Dans ce récit foisonnant,  l’auteur insiste sur la “clairvoyance tragique” de Gustav Anders (élève de Heidegger et mari de Arendt) qui décrypte les révolutions industrielles et la place des machines qui “ont en quelque sorte pris le pouvoir –ce qui entraîne une obsolescence de l’homme… sa transformation radicale selon les normes de la technique.” Dany-Robert Dufour note qu’à “l’extorsion classique de la plus-value s’est donc ajoutée l’extorsion du consentement… dans un modèle cybernétique dont le seul objectif est de soumettre le plus grand nombre d’humains à des algorithmes qui promettent le bonheur à tous.” Le politique ne fait plus qu’”accompagner” les changements dictés par le capitalisme et ce tropisme a gagné toutes les sphères de l’activité humaine.
 
Une histoire de cerveau limbique.           
 
Ainsi, “la transformation du temps de loisir en temps de consommation est au cœur de la reconfiguration du capitalisme après la crise de 29” qui a rétrocédé une part de la jouissance mais a transformé ce temps pris à la production en logique de supermarché.  
Quant au sexe, on concèdera à l’auteur que la pornographie est plus marchande et archaïque que l’érotisme et prétexte une libération du schéma judéo-chrétien. Dany-Robert Dufour s’appuie alors sur les travaux de Françoise Héritier sur la différence sexuée qui permet au tréfonds de l’esprit humain de fonder l’identique et le différent. Il estime qu’il y a “une limite du fantasme à signifier” quand “la technique qui n’est pas inoffensive” -la PMA en est une- “laisse penser aux individus qu’ils peuvent ignorer la nature… Si nous voulons préserver l’amour, il faut échapper aux deux mensonges contemporains inverses: “il n’y a que le sexe”, comme le soutiennent en général les adeptes des religions classiques et “Il n’y a que le genre”, comme le disent les apôtres post-modernes. La seule solution est de nouer les deux dimensions, celle du sexe et celle du genre, celle du réel du corps à celles de l’imaginaire et du symbolique  inhérents à notre parole… ” Le discours ne peut donc déterminer le sexe réel, ajoute Dufour, qui pose que la “sexion” précède et permet la parole. D’où la nécessité de distinguer la filiation et la procréation pour pallier “le tourment de l’origine”. Cet éreintement pluriel de tous les discours dominants se lit comme un polar et la résolution de l’énigme passe chez Dufour par un bon sens philosophique qui cesserait de cantonner le rapport de l’homme à la Terre à “une relation purement technologique” en y réintroduisant “les dimensions sensible, sociale, esthétique, imaginaire et symbolique car l’homme, ce néotène, fait partie de son milieu, et, s’il le détruit, il se détruit avec.”

. 8 Et forcément, finir provisoirement ce journal par un texte, le bien nommé Risques et périls, celui de Pierre Reverdy qui laisse la place à un possible….

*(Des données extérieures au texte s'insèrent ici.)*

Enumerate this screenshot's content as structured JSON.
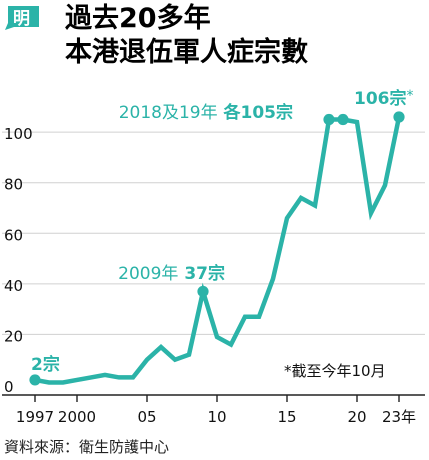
{
  "header": {
    "badge_label": "明",
    "title_line1": "過去20多年",
    "title_line2": "本港退伍軍人症宗數"
  },
  "colors": {
    "accent": "#2bb3a8",
    "axis": "#222222",
    "grid": "#d0d0d0",
    "text": "#111111"
  },
  "chart_data": {
    "type": "line",
    "title": "過去20多年 本港退伍軍人症宗數",
    "xlabel": "",
    "ylabel": "",
    "xlim": [
      1997,
      2023
    ],
    "ylim": [
      0,
      106
    ],
    "yticks": [
      0,
      20,
      40,
      60,
      80,
      100
    ],
    "xticks": [
      {
        "value": 1997,
        "label": "1997"
      },
      {
        "value": 2000,
        "label": "2000"
      },
      {
        "value": 2005,
        "label": "05"
      },
      {
        "value": 2010,
        "label": "10"
      },
      {
        "value": 2015,
        "label": "15"
      },
      {
        "value": 2020,
        "label": "20"
      },
      {
        "value": 2023,
        "label": "23年"
      }
    ],
    "grid": true,
    "series": [
      {
        "values": [
          {
            "x": 1997,
            "y": 2
          },
          {
            "x": 1998,
            "y": 1
          },
          {
            "x": 1999,
            "y": 1
          },
          {
            "x": 2000,
            "y": 2
          },
          {
            "x": 2001,
            "y": 3
          },
          {
            "x": 2002,
            "y": 4
          },
          {
            "x": 2003,
            "y": 3
          },
          {
            "x": 2004,
            "y": 3
          },
          {
            "x": 2005,
            "y": 10
          },
          {
            "x": 2006,
            "y": 15
          },
          {
            "x": 2007,
            "y": 10
          },
          {
            "x": 2008,
            "y": 12
          },
          {
            "x": 2009,
            "y": 37
          },
          {
            "x": 2010,
            "y": 19
          },
          {
            "x": 2011,
            "y": 16
          },
          {
            "x": 2012,
            "y": 27
          },
          {
            "x": 2013,
            "y": 27
          },
          {
            "x": 2014,
            "y": 42
          },
          {
            "x": 2015,
            "y": 66
          },
          {
            "x": 2016,
            "y": 74
          },
          {
            "x": 2017,
            "y": 71
          },
          {
            "x": 2018,
            "y": 105
          },
          {
            "x": 2019,
            "y": 105
          },
          {
            "x": 2020,
            "y": 104
          },
          {
            "x": 2021,
            "y": 68
          },
          {
            "x": 2022,
            "y": 79
          },
          {
            "x": 2023,
            "y": 106
          }
        ]
      }
    ],
    "highlighted_points": [
      1997,
      2009,
      2018,
      2019,
      2023
    ],
    "annotations": [
      {
        "text_parts": [
          "2018及19年",
          " 各105宗"
        ],
        "bold_from": 1
      },
      {
        "text_parts": [
          "2009年",
          " 37宗"
        ],
        "bold_from": 1
      },
      {
        "text_parts": [
          "106宗",
          "*"
        ],
        "bold_from": 0
      },
      {
        "text_parts": [
          "2宗"
        ],
        "bold_from": 0
      },
      {
        "text_parts": [
          "*截至今年10月"
        ],
        "bold_from": 99
      }
    ]
  },
  "source": "資料來源：衛生防護中心"
}
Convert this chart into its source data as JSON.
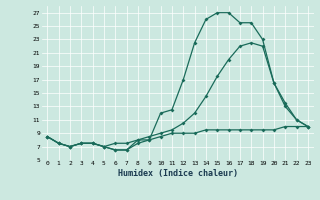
{
  "xlabel": "Humidex (Indice chaleur)",
  "bg_color": "#cce8e0",
  "line_color": "#1a6b5a",
  "xlim": [
    -0.5,
    23.5
  ],
  "ylim": [
    5,
    28
  ],
  "yticks": [
    5,
    7,
    9,
    11,
    13,
    15,
    17,
    19,
    21,
    23,
    25,
    27
  ],
  "xticks": [
    0,
    1,
    2,
    3,
    4,
    5,
    6,
    7,
    8,
    9,
    10,
    11,
    12,
    13,
    14,
    15,
    16,
    17,
    18,
    19,
    20,
    21,
    22,
    23
  ],
  "line1_x": [
    0,
    1,
    2,
    3,
    4,
    5,
    6,
    7,
    8,
    9,
    10,
    11,
    12,
    13,
    14,
    15,
    16,
    17,
    18,
    19,
    20,
    21,
    22,
    23
  ],
  "line1_y": [
    8.5,
    7.5,
    7.0,
    7.5,
    7.5,
    7.0,
    6.5,
    6.5,
    8.0,
    8.0,
    12.0,
    12.5,
    17.0,
    22.5,
    26.0,
    27.0,
    27.0,
    25.5,
    25.5,
    23.0,
    16.5,
    13.5,
    11.0,
    10.0
  ],
  "line2_x": [
    0,
    1,
    2,
    3,
    4,
    5,
    6,
    7,
    8,
    9,
    10,
    11,
    12,
    13,
    14,
    15,
    16,
    17,
    18,
    19,
    20,
    21,
    22,
    23
  ],
  "line2_y": [
    8.5,
    7.5,
    7.0,
    7.5,
    7.5,
    7.0,
    7.5,
    7.5,
    8.0,
    8.5,
    9.0,
    9.5,
    10.5,
    12.0,
    14.5,
    17.5,
    20.0,
    22.0,
    22.5,
    22.0,
    16.5,
    13.0,
    11.0,
    10.0
  ],
  "line3_x": [
    0,
    1,
    2,
    3,
    4,
    5,
    6,
    7,
    8,
    9,
    10,
    11,
    12,
    13,
    14,
    15,
    16,
    17,
    18,
    19,
    20,
    21,
    22,
    23
  ],
  "line3_y": [
    8.5,
    7.5,
    7.0,
    7.5,
    7.5,
    7.0,
    6.5,
    6.5,
    7.5,
    8.0,
    8.5,
    9.0,
    9.0,
    9.0,
    9.5,
    9.5,
    9.5,
    9.5,
    9.5,
    9.5,
    9.5,
    10.0,
    10.0,
    10.0
  ]
}
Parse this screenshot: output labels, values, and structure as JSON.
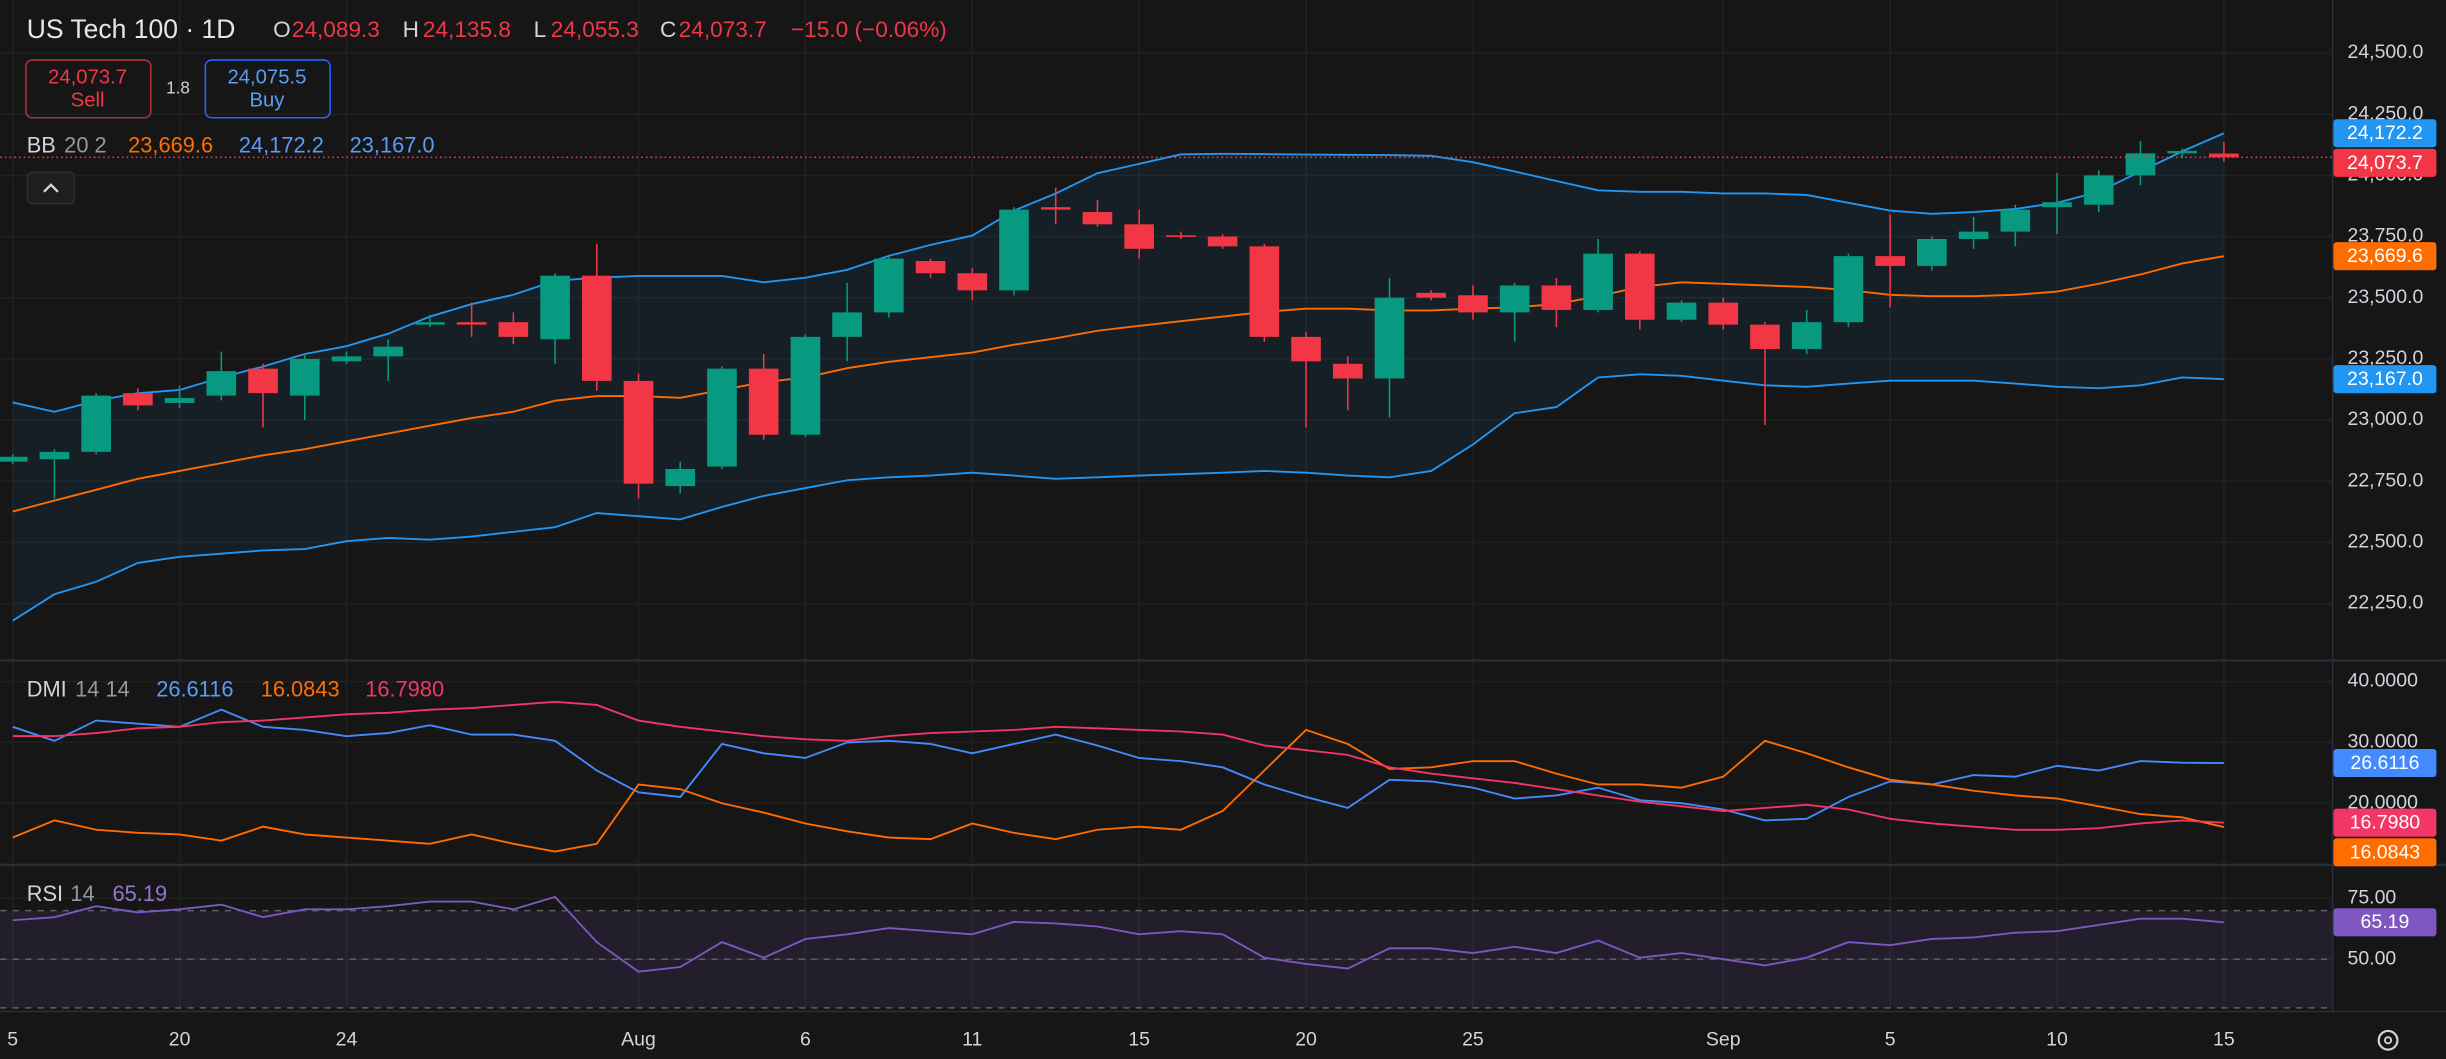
{
  "header": {
    "symbol": "US Tech 100 · 1D",
    "open_label": "O",
    "open": "24,089.3",
    "high_label": "H",
    "high": "24,135.8",
    "low_label": "L",
    "low": "24,055.3",
    "close_label": "C",
    "close": "24,073.7",
    "change": "−15.0 (−0.06%)"
  },
  "trade": {
    "sell_price": "24,073.7",
    "sell": "Sell",
    "spread": "1.8",
    "buy_price": "24,075.5",
    "buy": "Buy"
  },
  "chart_data": [
    {
      "type": "candlestick",
      "name": "BB",
      "params": "20 2",
      "categories": [
        "5",
        null,
        null,
        null,
        "20",
        null,
        null,
        null,
        "24",
        null,
        null,
        null,
        null,
        null,
        null,
        "Aug",
        null,
        null,
        null,
        "6",
        null,
        null,
        null,
        "11",
        null,
        null,
        null,
        "15",
        null,
        null,
        null,
        "20",
        null,
        null,
        null,
        "25",
        null,
        null,
        null,
        null,
        null,
        "Sep",
        null,
        null,
        null,
        "5",
        null,
        null,
        null,
        "10",
        null,
        null,
        null,
        "15"
      ],
      "open": [
        22830,
        22840,
        22870,
        23110,
        23070,
        23100,
        23210,
        23100,
        23240,
        23260,
        23390,
        23400,
        23400,
        23330,
        23590,
        23160,
        22730,
        22810,
        23210,
        22940,
        23340,
        23440,
        23650,
        23600,
        23530,
        23870,
        23850,
        23800,
        23755,
        23750,
        23710,
        23340,
        23230,
        23170,
        23520,
        23510,
        23440,
        23550,
        23450,
        23680,
        23410,
        23480,
        23390,
        23290,
        23400,
        23670,
        23630,
        23740,
        23770,
        23870,
        23880,
        24000,
        24090,
        24089.3
      ],
      "high": [
        22860,
        22880,
        23110,
        23130,
        23140,
        23280,
        23230,
        23270,
        23280,
        23330,
        23430,
        23480,
        23440,
        23600,
        23720,
        23190,
        22830,
        23220,
        23270,
        23350,
        23560,
        23670,
        23660,
        23620,
        23870,
        23950,
        23900,
        23860,
        23770,
        23760,
        23720,
        23360,
        23260,
        23580,
        23530,
        23550,
        23560,
        23580,
        23740,
        23690,
        23490,
        23500,
        23400,
        23450,
        23680,
        23840,
        23750,
        23830,
        23880,
        24010,
        24020,
        24140,
        24110,
        24135.8
      ],
      "low": [
        22820,
        22680,
        22860,
        23040,
        23050,
        23080,
        22970,
        23000,
        23230,
        23160,
        23380,
        23340,
        23310,
        23230,
        23120,
        22680,
        22700,
        22800,
        22920,
        22930,
        23240,
        23420,
        23580,
        23490,
        23510,
        23800,
        23790,
        23660,
        23740,
        23700,
        23320,
        22970,
        23040,
        23010,
        23490,
        23410,
        23320,
        23380,
        23440,
        23370,
        23400,
        23370,
        22980,
        23270,
        23380,
        23460,
        23610,
        23700,
        23710,
        23760,
        23850,
        23960,
        24070,
        24055.3
      ],
      "close": [
        22850,
        22870,
        23100,
        23060,
        23090,
        23200,
        23110,
        23250,
        23260,
        23300,
        23400,
        23390,
        23340,
        23590,
        23160,
        22740,
        22800,
        23210,
        22940,
        23340,
        23440,
        23660,
        23600,
        23530,
        23860,
        23860,
        23800,
        23700,
        23750,
        23710,
        23340,
        23240,
        23170,
        23500,
        23500,
        23440,
        23550,
        23450,
        23680,
        23410,
        23480,
        23390,
        23290,
        23400,
        23670,
        23630,
        23740,
        23770,
        23860,
        23890,
        24000,
        24090,
        24100,
        24073.7
      ],
      "up_color": "#089981",
      "down_color": "#f23645",
      "ylim": [
        22020.5,
        24716.7
      ],
      "yticks": [
        {
          "value": 24500,
          "label": "24,500.0"
        },
        {
          "value": 24250,
          "label": "24,250.0"
        },
        {
          "value": 24000,
          "label": "24,000.0"
        },
        {
          "value": 23750,
          "label": "23,750.0"
        },
        {
          "value": 23500,
          "label": "23,500.0"
        },
        {
          "value": 23250,
          "label": "23,250.0"
        },
        {
          "value": 23000,
          "label": "23,000.0"
        },
        {
          "value": 22750,
          "label": "22,750.0"
        },
        {
          "value": 22500,
          "label": "22,500.0"
        },
        {
          "value": 22250,
          "label": "22,250.0"
        }
      ],
      "grid": true,
      "band_fill": "rgba(33,150,243,0.07)",
      "series": [
        {
          "color": "#ff6d00",
          "last_label": "23,669.6",
          "values": [
            22626,
            22671,
            22715,
            22760,
            22792,
            22824,
            22856,
            22881,
            22913,
            22945,
            22977,
            23008,
            23034,
            23079,
            23098,
            23098,
            23091,
            23123,
            23155,
            23174,
            23212,
            23238,
            23257,
            23276,
            23308,
            23334,
            23365,
            23385,
            23404,
            23423,
            23442,
            23455,
            23455,
            23448,
            23448,
            23455,
            23461,
            23474,
            23506,
            23544,
            23563,
            23557,
            23550,
            23544,
            23531,
            23512,
            23506,
            23506,
            23512,
            23525,
            23557,
            23595,
            23640,
            23669.6
          ]
        },
        {
          "color": "#2196f3",
          "last_label": "24,172.2",
          "values": [
            23072,
            23034,
            23079,
            23110,
            23123,
            23174,
            23219,
            23270,
            23302,
            23353,
            23423,
            23474,
            23512,
            23569,
            23582,
            23589,
            23589,
            23589,
            23563,
            23582,
            23614,
            23671,
            23716,
            23754,
            23856,
            23926,
            24009,
            24047,
            24086,
            24088,
            24087,
            24085,
            24084,
            24083,
            24080,
            24054,
            24016,
            23977,
            23939,
            23933,
            23933,
            23926,
            23926,
            23920,
            23888,
            23856,
            23843,
            23850,
            23863,
            23888,
            23933,
            24016,
            24098,
            24172.2
          ]
        },
        {
          "color": "#2196f3",
          "last_label": "23,167.0",
          "values": [
            22180,
            22288,
            22339,
            22416,
            22441,
            22454,
            22467,
            22473,
            22505,
            22518,
            22511,
            22524,
            22543,
            22562,
            22620,
            22607,
            22594,
            22645,
            22690,
            22722,
            22754,
            22766,
            22773,
            22785,
            22773,
            22760,
            22766,
            22773,
            22779,
            22785,
            22792,
            22785,
            22773,
            22766,
            22792,
            22900,
            23028,
            23053,
            23174,
            23187,
            23181,
            23161,
            23142,
            23136,
            23149,
            23161,
            23161,
            23161,
            23149,
            23136,
            23130,
            23142,
            23174,
            23167.0
          ]
        }
      ]
    },
    {
      "type": "line",
      "name": "DMI",
      "params": "14 14",
      "ylim": [
        10.26,
        43.33
      ],
      "yticks": [
        {
          "value": 40,
          "label": "40.0000"
        },
        {
          "value": 30,
          "label": "30.0000"
        },
        {
          "value": 20,
          "label": "20.0000"
        }
      ],
      "grid": true,
      "series": [
        {
          "color": "#448aff",
          "values": [
            32.56,
            30.26,
            33.59,
            33.08,
            32.56,
            35.38,
            32.56,
            32.05,
            31.03,
            31.54,
            32.82,
            31.28,
            31.28,
            30.26,
            25.38,
            21.79,
            21.03,
            29.74,
            28.21,
            27.44,
            30.0,
            30.26,
            29.74,
            28.21,
            29.74,
            31.28,
            29.49,
            27.44,
            26.92,
            25.9,
            23.08,
            21.03,
            19.23,
            23.85,
            23.59,
            22.56,
            20.77,
            21.28,
            22.56,
            20.51,
            20.0,
            18.97,
            17.18,
            17.44,
            21.03,
            23.59,
            23.08,
            24.62,
            24.36,
            26.15,
            25.38,
            26.92,
            26.67,
            26.6116
          ]
        },
        {
          "color": "#ff6d00",
          "values": [
            14.36,
            17.18,
            15.64,
            15.13,
            14.87,
            13.85,
            16.15,
            14.87,
            14.36,
            13.85,
            13.33,
            14.87,
            13.33,
            12.05,
            13.33,
            23.08,
            22.31,
            20.0,
            18.46,
            16.67,
            15.38,
            14.36,
            14.1,
            16.67,
            15.13,
            14.1,
            15.64,
            16.15,
            15.64,
            18.72,
            25.38,
            32.05,
            29.74,
            25.64,
            25.9,
            26.92,
            26.92,
            24.87,
            23.08,
            23.08,
            22.56,
            24.36,
            30.26,
            28.21,
            25.9,
            23.85,
            23.08,
            22.05,
            21.28,
            20.77,
            19.49,
            18.21,
            17.69,
            16.0843
          ]
        },
        {
          "color": "#f23665",
          "last_label": "16.7980",
          "values": [
            31.03,
            31.03,
            31.54,
            32.31,
            32.56,
            33.33,
            33.59,
            34.1,
            34.62,
            34.87,
            35.38,
            35.64,
            36.15,
            36.67,
            36.15,
            33.59,
            32.56,
            31.79,
            31.03,
            30.51,
            30.26,
            31.03,
            31.54,
            31.79,
            32.05,
            32.56,
            32.31,
            32.05,
            31.79,
            31.28,
            29.49,
            28.72,
            27.95,
            25.9,
            24.87,
            24.1,
            23.33,
            22.31,
            21.28,
            20.26,
            19.49,
            18.72,
            19.23,
            19.74,
            18.97,
            17.44,
            16.67,
            16.15,
            15.64,
            15.64,
            15.9,
            16.67,
            17.18,
            16.798
          ]
        }
      ]
    },
    {
      "type": "line",
      "name": "RSI",
      "params": "14",
      "ylim": [
        29.5,
        88.5
      ],
      "yticks": [
        {
          "value": 75,
          "label": "75.00"
        },
        {
          "value": 50,
          "label": "50.00"
        }
      ],
      "grid": true,
      "levels": [
        70,
        50,
        30
      ],
      "band": [
        30,
        70
      ],
      "band_fill": "rgba(126,87,194,0.12)",
      "series": [
        {
          "color": "#7e57c2",
          "values": [
            66.03,
            67.31,
            71.79,
            69.23,
            70.51,
            72.44,
            67.31,
            70.51,
            70.51,
            71.79,
            73.72,
            73.72,
            70.51,
            75.64,
            57.05,
            44.87,
            46.8,
            57.05,
            50.64,
            58.33,
            60.26,
            62.82,
            61.54,
            60.26,
            65.38,
            64.74,
            63.46,
            60.26,
            61.54,
            60.26,
            50.64,
            48.08,
            46.15,
            54.49,
            54.49,
            52.56,
            55.13,
            52.56,
            57.69,
            50.64,
            52.56,
            50.0,
            47.44,
            50.64,
            57.05,
            55.77,
            58.33,
            58.97,
            60.9,
            61.54,
            64.1,
            66.67,
            66.67,
            65.19
          ]
        }
      ]
    }
  ]
}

Il équilibra sa vie dans le monde par des talents qui avaient chez lui
absorbé tous les autres
Même celui de vivre de ses propres moyens
Une suite de circonstances
Comme il en est pour chacun de convenues l’avait conduit là où
il devait lier les connaissances qui décidèrent de son sort
L’itinéraire à suivre est inconnu
Pourtant avec quelle précision les événements s’accomplissent
On peut arrêter pour regarder derrière le chemin parcouru
La ligne est nette
Et on ne compte pas dans la poussière un pas de plus

Pierre Reverdy (1889-1960). Risques et Périls (1915-1928). Flammarion.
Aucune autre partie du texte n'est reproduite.